Currently, we know very little about the national state of psychosocial care for Australian cancer patients. There has been considerable focus in recent years on minimum clinical data sets and clinical audits, but these data collections typically fail to include items reflecting significant psychosocial aspects of patient care. In recognition of this gap, the NBCC is developing a limited number of generic psychosocial items that could be included nationally in clinical data sets to benchmark and review progress in supportive care provision.

There is also a growing interest in the interdisciplinary training of clinicians to better reflect the work environment of many health professionals. Although we are already witnessing this approach in some undergraduate courses, it rarely occurs in continuing professional development programs. There are opportunities in the ongoing education of cancer care professionals to consider integrated training packages, particularly in aspects of psychosocial care crucial to all stages of the patient journey.

References

1. Zabora J, BrintzenhofeSzoc K, Curbow B, Hooker C, Piantadosi S. The prevalence of psychological distress by cancer site. Psychooncology. 2001;10(1):19-28.

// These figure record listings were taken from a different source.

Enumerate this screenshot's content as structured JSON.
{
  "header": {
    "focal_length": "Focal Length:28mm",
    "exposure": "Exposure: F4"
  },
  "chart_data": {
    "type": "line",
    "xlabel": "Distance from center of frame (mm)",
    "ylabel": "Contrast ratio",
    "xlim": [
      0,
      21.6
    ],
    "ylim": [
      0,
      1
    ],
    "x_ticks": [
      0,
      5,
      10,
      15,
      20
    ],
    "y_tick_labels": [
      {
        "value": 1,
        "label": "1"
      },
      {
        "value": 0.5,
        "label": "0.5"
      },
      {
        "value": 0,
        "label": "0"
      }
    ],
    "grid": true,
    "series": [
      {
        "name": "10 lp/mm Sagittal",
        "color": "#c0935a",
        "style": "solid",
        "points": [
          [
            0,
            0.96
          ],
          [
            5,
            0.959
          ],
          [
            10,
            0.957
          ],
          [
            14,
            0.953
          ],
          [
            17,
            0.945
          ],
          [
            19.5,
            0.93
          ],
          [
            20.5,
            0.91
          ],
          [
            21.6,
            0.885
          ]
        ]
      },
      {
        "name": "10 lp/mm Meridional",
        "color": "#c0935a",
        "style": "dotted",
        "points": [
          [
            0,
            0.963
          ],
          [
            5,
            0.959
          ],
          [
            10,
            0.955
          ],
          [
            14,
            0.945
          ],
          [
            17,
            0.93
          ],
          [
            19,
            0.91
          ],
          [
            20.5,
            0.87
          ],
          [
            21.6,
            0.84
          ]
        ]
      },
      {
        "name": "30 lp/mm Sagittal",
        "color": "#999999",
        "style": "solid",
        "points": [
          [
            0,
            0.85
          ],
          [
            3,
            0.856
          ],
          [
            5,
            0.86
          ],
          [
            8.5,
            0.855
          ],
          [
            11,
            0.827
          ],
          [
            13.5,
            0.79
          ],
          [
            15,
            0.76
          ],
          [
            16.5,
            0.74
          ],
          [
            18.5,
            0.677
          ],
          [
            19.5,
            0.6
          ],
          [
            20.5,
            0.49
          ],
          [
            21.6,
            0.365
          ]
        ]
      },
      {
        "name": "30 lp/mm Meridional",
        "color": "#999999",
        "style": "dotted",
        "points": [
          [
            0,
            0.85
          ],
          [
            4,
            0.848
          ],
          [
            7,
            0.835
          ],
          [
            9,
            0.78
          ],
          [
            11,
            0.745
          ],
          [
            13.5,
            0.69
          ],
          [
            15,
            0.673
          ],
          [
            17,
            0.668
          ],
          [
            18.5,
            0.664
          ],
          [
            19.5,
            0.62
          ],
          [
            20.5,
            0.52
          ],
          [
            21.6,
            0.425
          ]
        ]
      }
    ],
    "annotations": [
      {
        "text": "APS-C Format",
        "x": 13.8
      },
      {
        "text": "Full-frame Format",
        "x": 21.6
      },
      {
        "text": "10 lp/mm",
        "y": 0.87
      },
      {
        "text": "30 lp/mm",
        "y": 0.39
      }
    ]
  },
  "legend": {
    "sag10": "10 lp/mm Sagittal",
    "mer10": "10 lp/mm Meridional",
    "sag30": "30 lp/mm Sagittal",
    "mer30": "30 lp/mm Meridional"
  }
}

2. Bodurka-Bevers D, Basen-Engquist K, Carmack CL, Fitzgerald MA, Wolf JK, de Moor C, et al. Depression, anxiety, and quality of life in patients with epithelial ovarian cancer. Gynecol Oncol. 2000;78(3 Pt 1):302-8.

3. National Breast Cancer Centre, National Cancer Control Initiative. Clinical practice guidelines for the psychosocial care of adults with cancer. Camperdown, NSW: National Breast Cancer Centre; 2003.

4. National Breast Cancer Centre. Psychosocial clinical practice guidelines: providing information, support and counselling for women with breast cancer. Woolloomooloo, NSW: National Breast Cancer Centre; 2000.

5. Feder G, Griffiths C, Highton C, Eldridge S, Spence M, Southgate L. Do clinical guidelines introduced with practice based education improve care of asthmatic and diabetic patients? A randomised controlled trial in general practices in east London. BMJ. 1995;311(7018):1473-8.

6. Turner J, Zapart S, Pedersen K, Rankin N, Luxford K, Fletcher J. Clinical practice guidelines for the psychosocial care of adults with cancer. Psychooncology. 2005;14(3):159-73.

7. McColl A, Smith H, White P, Field J. General practitioners’ perceptions of the route to evidence based medicine: a questionnaire survey. BMJ. 1998;316(7128):361-5.

8. Stone TT, Kivlahan CH, Cox KR. Evaluation of physician preferences for guideline implementation. Am J Med Qual. 1999;14(4):170-7.

9. National Breast Cancer Centre Advanced Breast Cancer Working Group. Management of advanced breast cancer. Woolloomooloo, NSW: National Breast Cancer Centre; 2002.

10. National Breast Cancer Centre. Clinical practice guidelines for the management and support of younger women with breast cancer. Camperdown, NSW: National Breast Cancer Centre; 2004.